Programme Evaluation and Spillover Effects
Causal Question / Estimand
The treatment effect when a program also affects untreated units — and the additional estimands spillovers create: the effect on the ineligible/untreated (the spillover or indirect effect) and the total program effect, alongside the direct treatment effect.
Identification Strategy
A practitioner’s guide to handling interference, which violates the no-interference part of SUTVA that standard evaluation assumes. Explains how spillovers (through markets, networks, social interactions, general equilibrium) bias naive treated-vs-control comparisons when controls are contaminated. Lays out designs that identify spillovers — most importantly partial-population / two-level randomization (randomize treatment intensity across clusters and treatment status within them), plus distance/network-based designs — so the direct and indirect effects can be separated.
Key Assumptions
A correctly specified interference structure (who can affect whom); a clean “pure control” group genuinely outside the spillover range; Randomization at the relevant level(s). Relaxes the no-interference assumption of SUTVA rather than maintaining it.
Threats to Validity
Contaminated controls (spillovers make the control group a poor counterfactual); mis-specified interference range/network; insufficient design (single-level randomization cannot separate direct from indirect effects).
Setting / Data
n/a — methodological guidance oriented to development field experiments (e.g. cash-transfer programs such as PROGRESA).
Key Claims
- Ignoring spillovers biases program-effect estimates and discards a policy-relevant quantity (the indirect effect).
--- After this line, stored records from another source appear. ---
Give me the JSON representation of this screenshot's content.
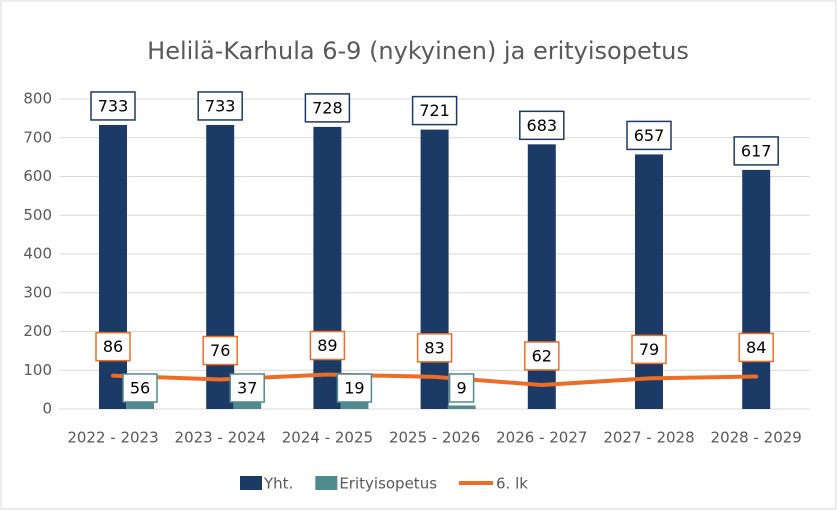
{
  "chart_data": {
    "type": "bar",
    "title": "Helilä-Karhula 6-9 (nykyinen) ja erityisopetus",
    "categories": [
      "2022 - 2023",
      "2023 - 2024",
      "2024 - 2025",
      "2025 - 2026",
      "2026 - 2027",
      "2027 - 2028",
      "2028 - 2029"
    ],
    "series": [
      {
        "name": "Yht.",
        "kind": "bar",
        "color": "#1b3a66",
        "values": [
          733,
          733,
          728,
          721,
          683,
          657,
          617
        ]
      },
      {
        "name": "Erityisopetus",
        "kind": "bar",
        "color": "#4e8a8f",
        "values": [
          56,
          37,
          19,
          9,
          null,
          null,
          null
        ]
      },
      {
        "name": "6. lk",
        "kind": "line",
        "color": "#ed6d27",
        "values": [
          86,
          76,
          89,
          83,
          62,
          79,
          84
        ]
      }
    ],
    "ylim": [
      0,
      800
    ],
    "yticks": [
      0,
      100,
      200,
      300,
      400,
      500,
      600,
      700,
      800
    ],
    "grid": true,
    "legend": "bottom"
  }
}
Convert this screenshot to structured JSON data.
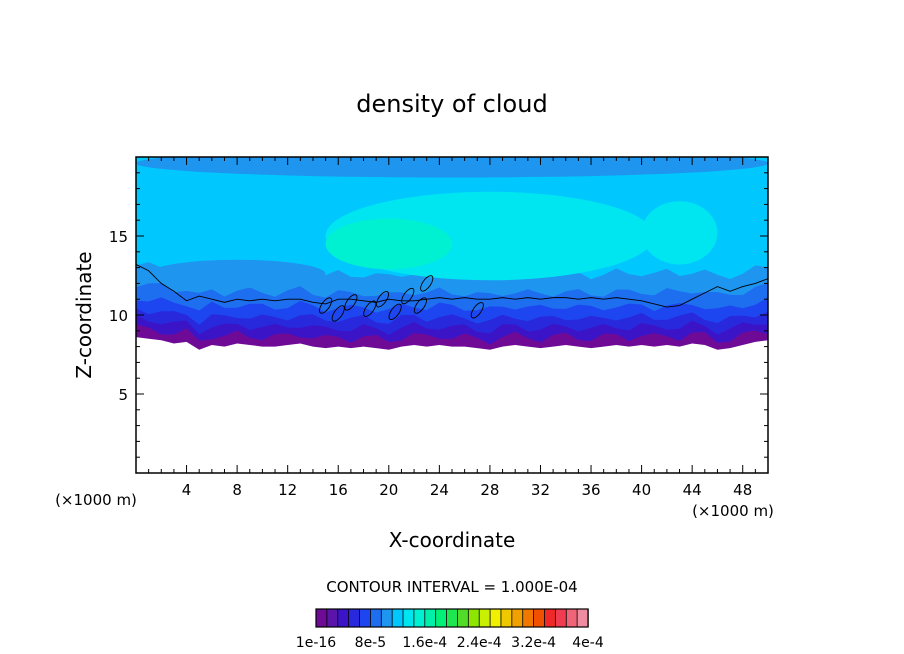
{
  "chart_data": {
    "type": "heatmap",
    "title": "density of cloud",
    "xlabel": "X-coordinate",
    "ylabel": "Z-coordinate",
    "x_unit": "(×1000 m)",
    "z_unit": "(×1000 m)",
    "xlim": [
      0,
      50
    ],
    "ylim": [
      0,
      20
    ],
    "x_ticks": [
      4,
      8,
      12,
      16,
      20,
      24,
      28,
      32,
      36,
      40,
      44,
      48
    ],
    "y_ticks": [
      5,
      10,
      15
    ],
    "contour_interval_text": "CONTOUR INTERVAL = 1.000E-04",
    "colorbar": {
      "colors": [
        "#6e0a96",
        "#5a14aa",
        "#3c14c8",
        "#2828dc",
        "#1e46f0",
        "#1e6ef0",
        "#1e96f0",
        "#00c8ff",
        "#00e6f0",
        "#00f0d2",
        "#00f0aa",
        "#00f078",
        "#1ee650",
        "#50dc28",
        "#8ce600",
        "#c8f000",
        "#f0f000",
        "#f0c800",
        "#f0a000",
        "#f07800",
        "#f05000",
        "#f02828",
        "#f03c50",
        "#f06478",
        "#f08ca0"
      ],
      "tick_labels": [
        "1e-16",
        "8e-5",
        "1.6e-4",
        "2.4e-4",
        "3.2e-4",
        "4e-4"
      ]
    },
    "field": {
      "cloud_base_km": [
        8.6,
        8.5,
        8.4,
        8.2,
        8.3,
        7.8,
        8.1,
        8.0,
        8.2,
        8.1,
        8.0,
        8.0,
        8.1,
        8.2,
        8.0,
        7.9,
        8.0,
        7.9,
        8.0,
        7.9,
        7.8,
        8.0,
        8.1,
        8.0,
        8.1,
        8.0,
        8.0,
        7.9,
        7.8,
        8.0,
        8.1,
        8.0,
        7.9,
        8.0,
        8.1,
        8.0,
        7.9,
        8.0,
        8.1,
        8.0,
        8.1,
        8.0,
        8.1,
        8.0,
        8.2,
        8.1,
        7.8,
        7.9,
        8.1,
        8.3,
        8.4
      ],
      "contour_line_km": [
        13.2,
        12.8,
        12.0,
        11.5,
        10.9,
        11.2,
        11.0,
        10.8,
        11.0,
        10.9,
        11.0,
        10.9,
        11.0,
        11.0,
        10.8,
        10.7,
        11.0,
        11.0,
        10.9,
        10.8,
        11.0,
        10.9,
        10.9,
        11.0,
        11.1,
        11.0,
        11.1,
        11.0,
        11.0,
        11.1,
        11.0,
        11.1,
        11.0,
        11.1,
        11.1,
        11.0,
        11.1,
        11.0,
        11.1,
        11.0,
        10.9,
        10.7,
        10.5,
        10.6,
        11.0,
        11.4,
        11.8,
        11.5,
        11.8,
        12.0,
        12.3
      ]
    }
  }
}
- Multi-level / partial-population randomization is the workhorse design for identifying direct and spillover effects separately.
- Defining the unit of interference and a truly unaffected control group is the central design problem.
Connections
- Relaxes SUTVA (no interference); complements the experimental-design focus of BruhnMcKenzie2009-InPursuitOfBalance and AtheyImbens2017-EconometricsOfRandomizedExperiments.
- See also RCT, Foundations.
Citation
Angelucci, M., & Di Maro, V. (2016). Programme Evaluation and Spillover Effects. Journal of Development Effectiveness, 8(1), 22–43.